Tuesday, October 27, 2009

Earthlings

Landslides, earthquakes, eruptions, floods, storms, and other cataclysms have wrought many changes in the complexion of the planet's face during the past millennium. Still, despite some significant local alterations, the overall physiognomy of the Earth is not so very different from what it was in AD 1000. In contrast, change in the composition and distribution of the world’s living communities has been almost universal. The catalyst of this transformation of life on Earth is our own species. That people should have such a profound influence on the rest of the world’s creatures and their habitats isn’t surprising. We are, after all, very large. We dwarf well more than 99 percent of other animal species, most of which are insects.
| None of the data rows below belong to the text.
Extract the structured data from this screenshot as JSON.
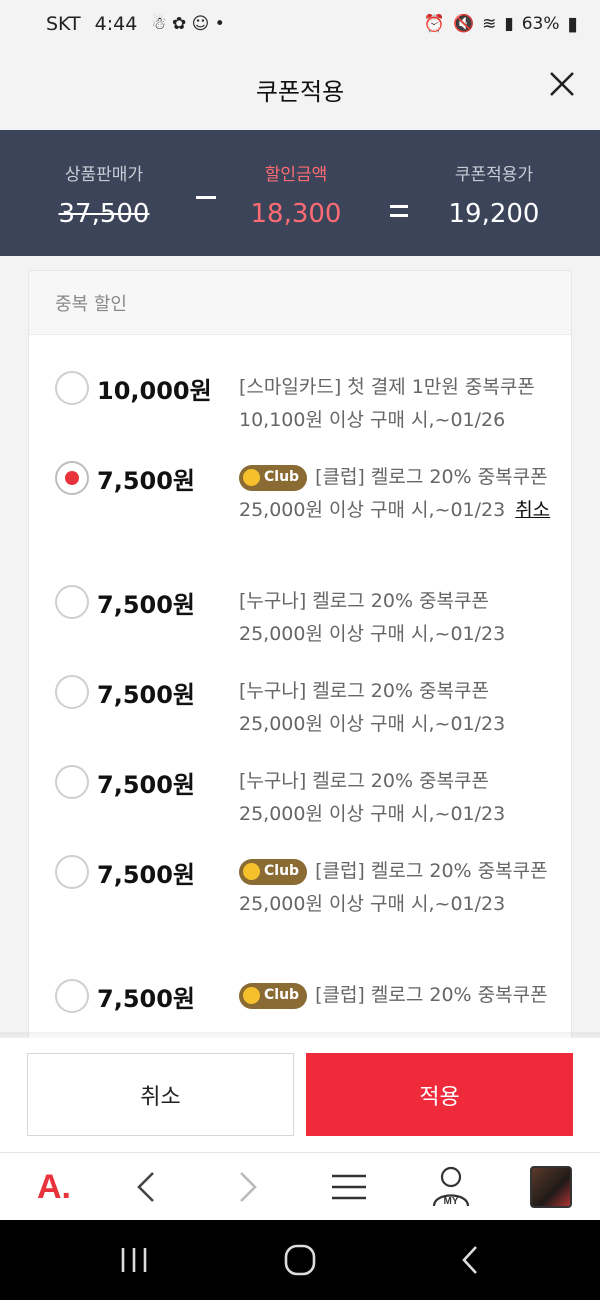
{
  "status_bar": {
    "carrier": "SKT",
    "time": "4:44",
    "battery": "63%"
  },
  "header": {
    "title": "쿠폰적용",
    "close_icon": "close-icon"
  },
  "summary": {
    "price_label": "상품판매가",
    "price_value": "37,500",
    "discount_label": "할인금액",
    "discount_value": "18,300",
    "final_label": "쿠폰적용가",
    "final_value": "19,200",
    "discount_color": "#ff6b73",
    "background": "#3b4459"
  },
  "section": {
    "title": "중복 할인"
  },
  "coupons": [
    {
      "amount": "10,000원",
      "selected": false,
      "badge": null,
      "name": "[스마일카드] 첫 결제 1만원 중복쿠폰",
      "condition": "10,100원 이상 구매 시,~01/26"
    },
    {
      "amount": "7,500원",
      "selected": true,
      "badge": "Club",
      "name": "[클럽] 켈로그 20% 중복쿠폰",
      "condition": "25,000원 이상 구매 시,~01/23",
      "cancel_label": "취소"
    },
    {
      "amount": "7,500원",
      "selected": false,
      "badge": null,
      "name": "[누구나] 켈로그 20% 중복쿠폰",
      "condition": "25,000원 이상 구매 시,~01/23"
    },
    {
      "amount": "7,500원",
      "selected": false,
      "badge": null,
      "name": "[누구나] 켈로그 20% 중복쿠폰",
      "condition": "25,000원 이상 구매 시,~01/23"
    },
    {
      "amount": "7,500원",
      "selected": false,
      "badge": null,
      "name": "[누구나] 켈로그 20% 중복쿠폰",
      "condition": "25,000원 이상 구매 시,~01/23"
    },
    {
      "amount": "7,500원",
      "selected": false,
      "badge": "Club",
      "name": "[클럽] 켈로그 20% 중복쿠폰",
      "condition": "25,000원 이상 구매 시,~01/23"
    },
    {
      "amount": "7,500원",
      "selected": false,
      "badge": "Club",
      "name": "[클럽] 켈로그 20% 중복쿠폰",
      "condition": ""
    }
  ],
  "actions": {
    "cancel_label": "취소",
    "apply_label": "적용",
    "apply_color": "#ee2a3b"
  },
  "bottom_nav": {
    "logo": "A.",
    "my_label": "MY",
    "items": [
      "logo-icon",
      "back-icon",
      "forward-icon",
      "menu-icon",
      "my-icon",
      "recent-product-thumbnail"
    ]
  },
  "system_nav": {
    "items": [
      "recent-apps-icon",
      "home-icon",
      "back-icon"
    ]
  }
}
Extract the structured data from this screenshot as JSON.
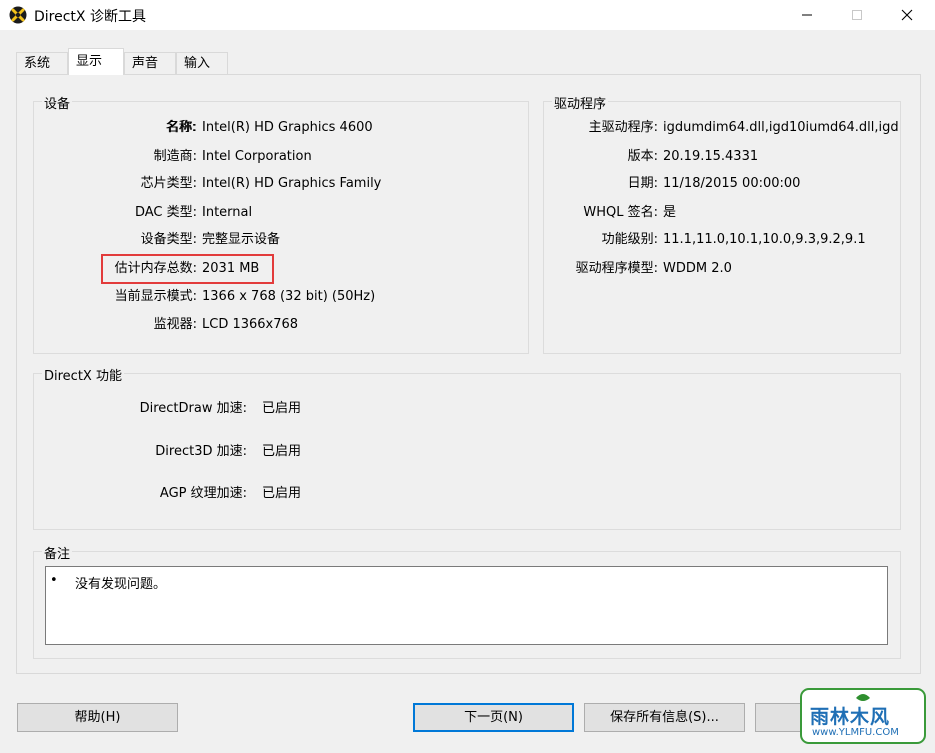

Furthermore, the number of people is astonishing. In October of 1999, the global human population passed 6 billion. Such staggering numbers of such large animals can hardly fail to affect other species and the environment we share. The human population explosion is very recent. There were about 200 million people in the world 1,000 years ago. By the end of the 2nd millennium, a single country, China, had six times that many people. India had five times that number. Every year the world grows by 80 million people—40 percent of the entire population of the globe in AD 1000! As recently as 1800 there were still fewer than 1 billion people, but soon after that a combination of improvements in agriculture, hygiene, and medicine enabled more people to survive infancy and live comparatively long lives. Owing to depressed death rates and increased numbers of reproducing adults, the world population began to swell rapidly. Demographers believe that the number of people in AD 2050 will stand at 8.9 billion, almost half again as many as are alive today. The problems that beset the Earth and its inhabitants are still daunting, of course. We can only hope that these examples and others like them are harbingers of a saner, sounder, and more enlightened millennium to come.